Office of Epidemiology, Policy & Evaluation, Maternal and Child Health Bureau, Health Resources and Services Administration, Rockville, MD 20857, USA.
Ann Epidemiol. 2012 Oct;22(10):683-90. doi: 10.1016/j.annepidem.2012.06.105. Epub 2012 Aug 2.
A common epidemiologic objective is to evaluate the contribution of residential context to individual-level disparities by race or socioeconomic position.
We reviewed analytic strategies to account for the total (observed and unobserved factors) contribution of environmental context to health inequalities, including conventional fixed effects (FE) and hybrid FE implemented within a random effects (RE) or a marginal model.
To illustrate results and limitations of the various analytic approaches of accounting for the total contextual component of health disparities, we used data on births nested within neighborhoods as an applied example of evaluating neighborhood confounding of racial disparities in gestational age at birth, including both a continuous and a binary outcome.

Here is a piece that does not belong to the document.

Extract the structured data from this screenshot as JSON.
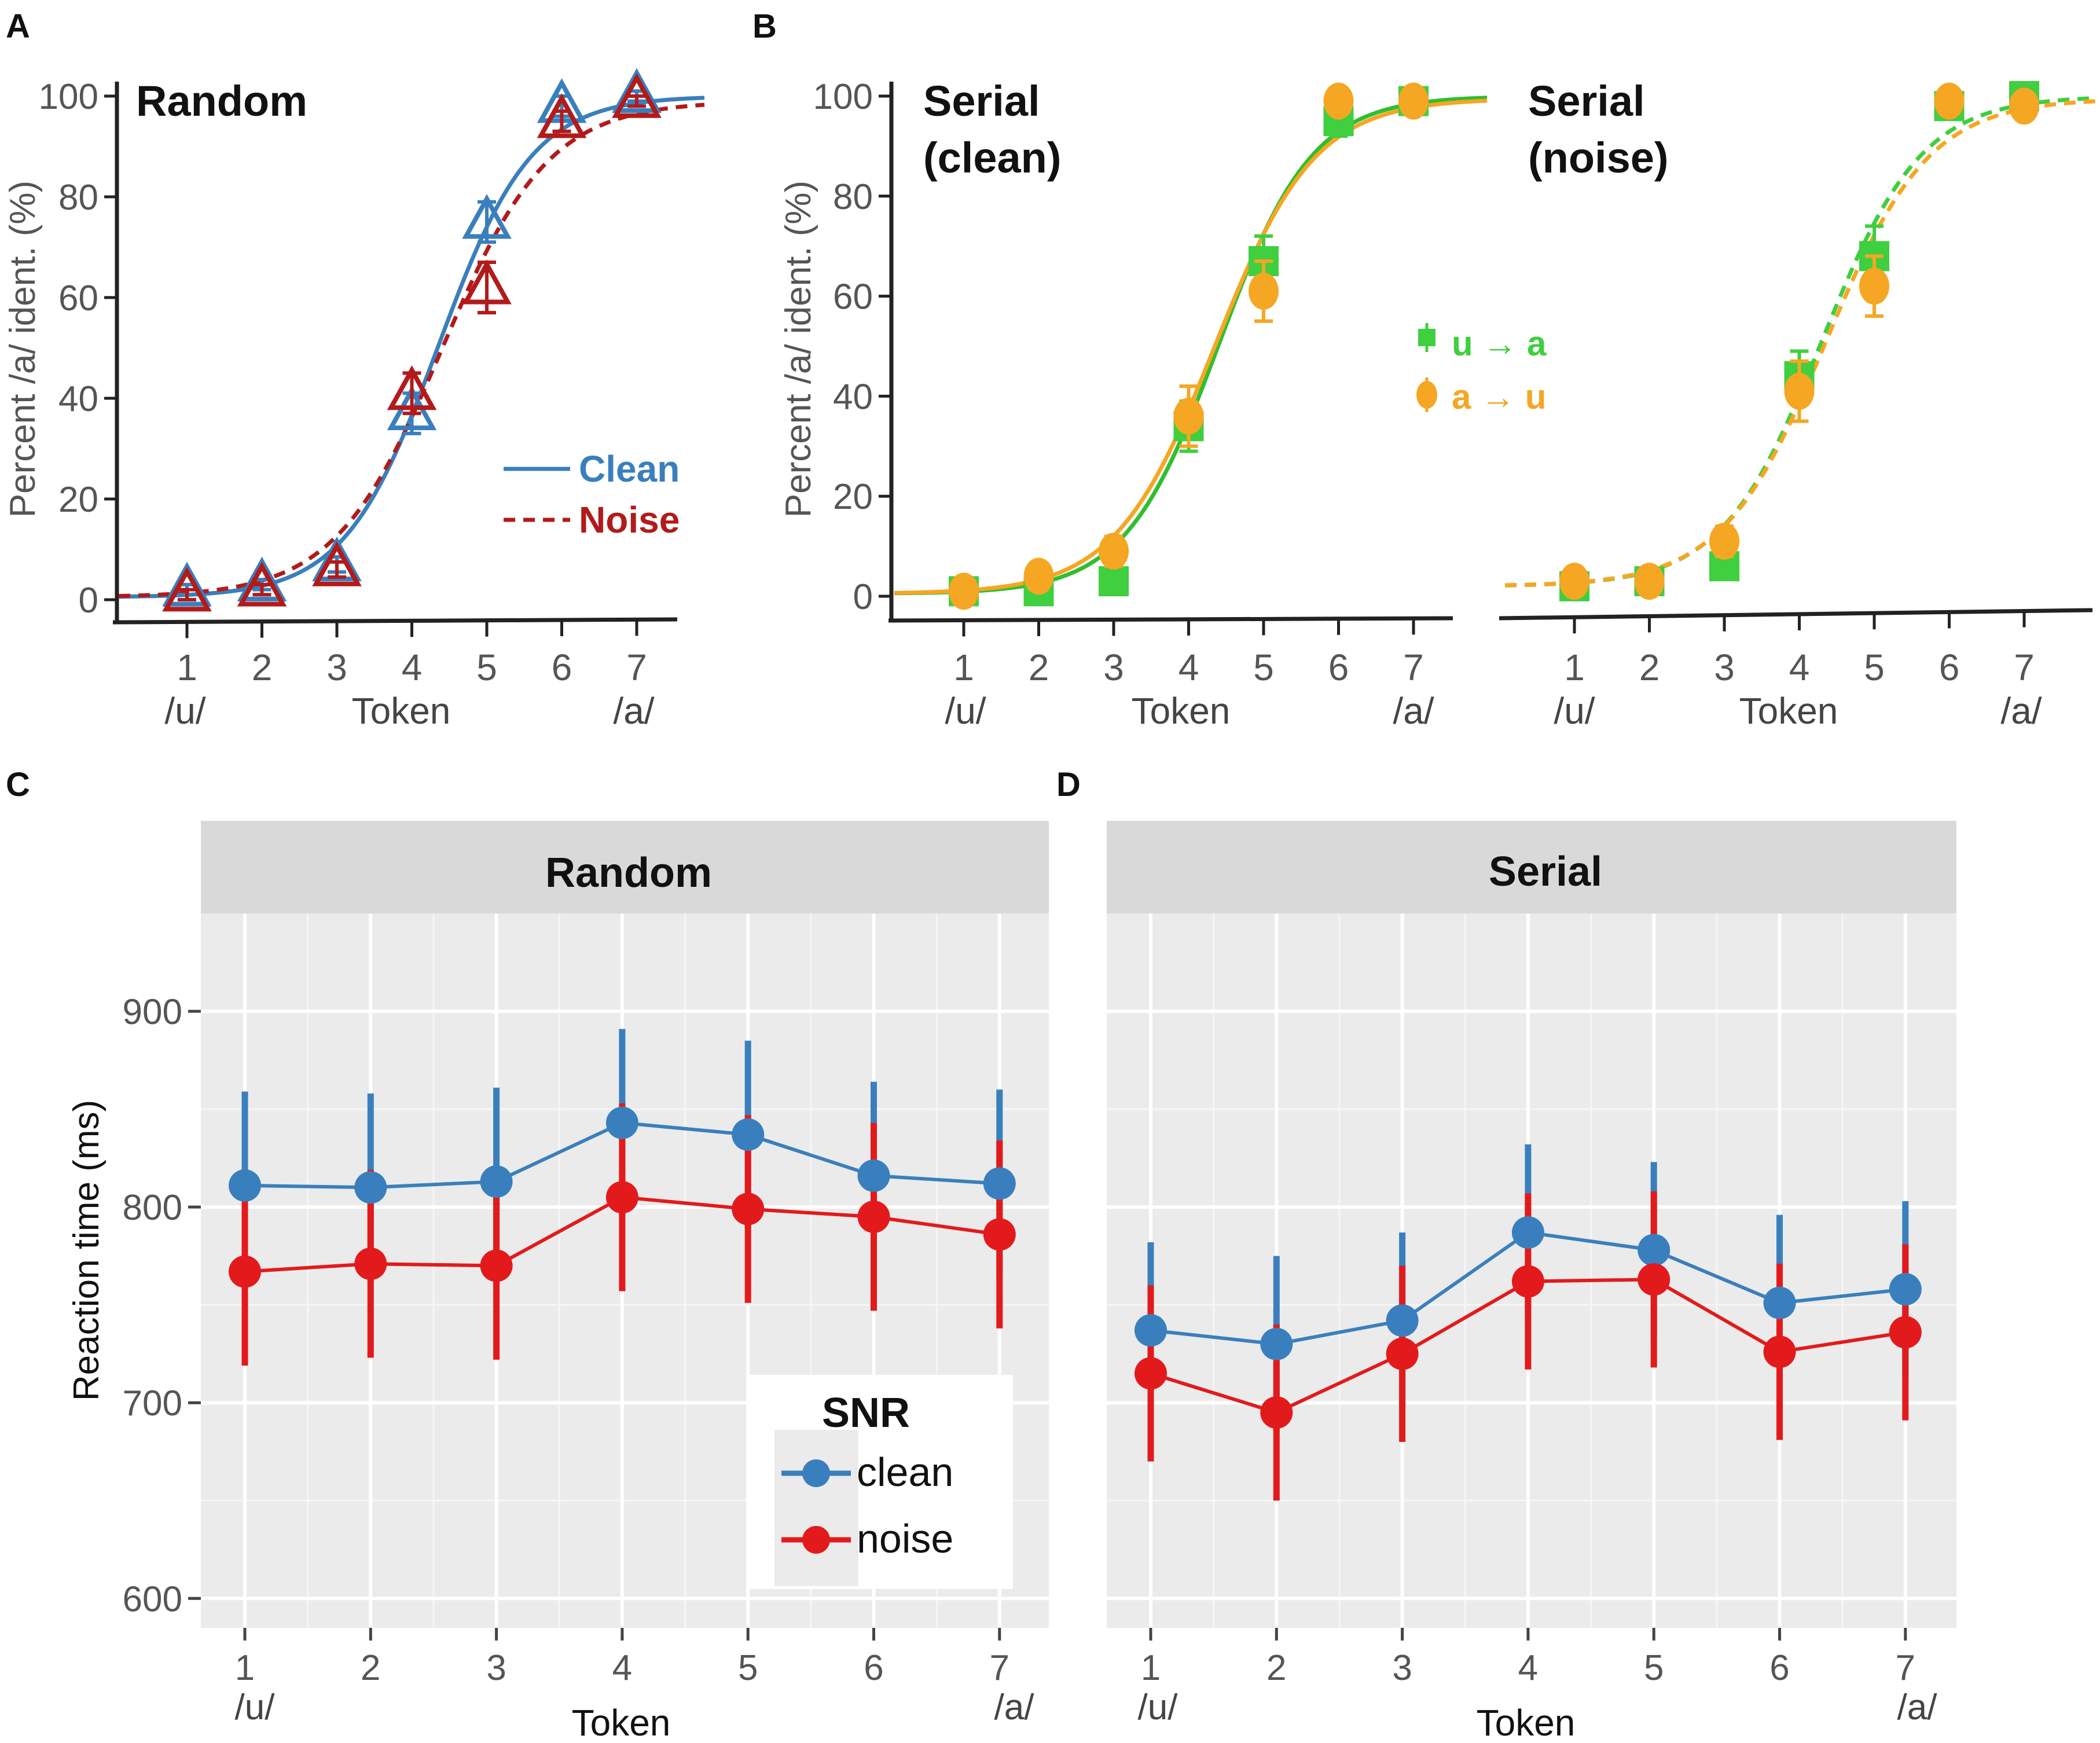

Ordinary and RE models provided disparity estimates that can be substantially biased in the presence of neighborhood confounding. Both FE and hybrid FE models can account for cluster level confounding and provide disparity estimates unconfounded by neighborhood, with the latter having greater flexibility in allowing estimation of neighborhood-level effects and intercept/slope variability when implemented in a RE specification.
Given the range of models that can be implemented in a hybrid approach and the frequent goal of accounting for contextual confounding, this approach should be used more often.
一个常见的流行病学目标是通过种族或社会经济地位来评估居住环境对个体差异的贡献。
我们回顾了分析策略,以解释环境背景对健康不平等的总体(观察到的和未观察到的因素)贡献,包括传统的固定效应(FE)和混合 FE,它们在随机效应(RE)或边缘模型中实施。
为了说明各种分析方法在解释健康差异的总背景成分方面的结果和局限性,我们使用了嵌套在社区中的出生数据作为评估出生时胎龄种族差异的社区混杂的应用示例,包括连续和二分结果。
普通和 RE 模型提供的差异估计在存在社区混杂的情况下可能会有很大偏差。FE 和混合 FE 模型都可以解释簇级别的混杂,并提供不受社区混杂影响的差异估计,后者在 RE 规范中实施时具有更大的灵活性,可以估计社区层面的效果和截距/斜率变化。
鉴于可以在混合方法中实施的模型范围以及经常需要解释上下文混杂的目标,因此应该更频繁地使用这种方法。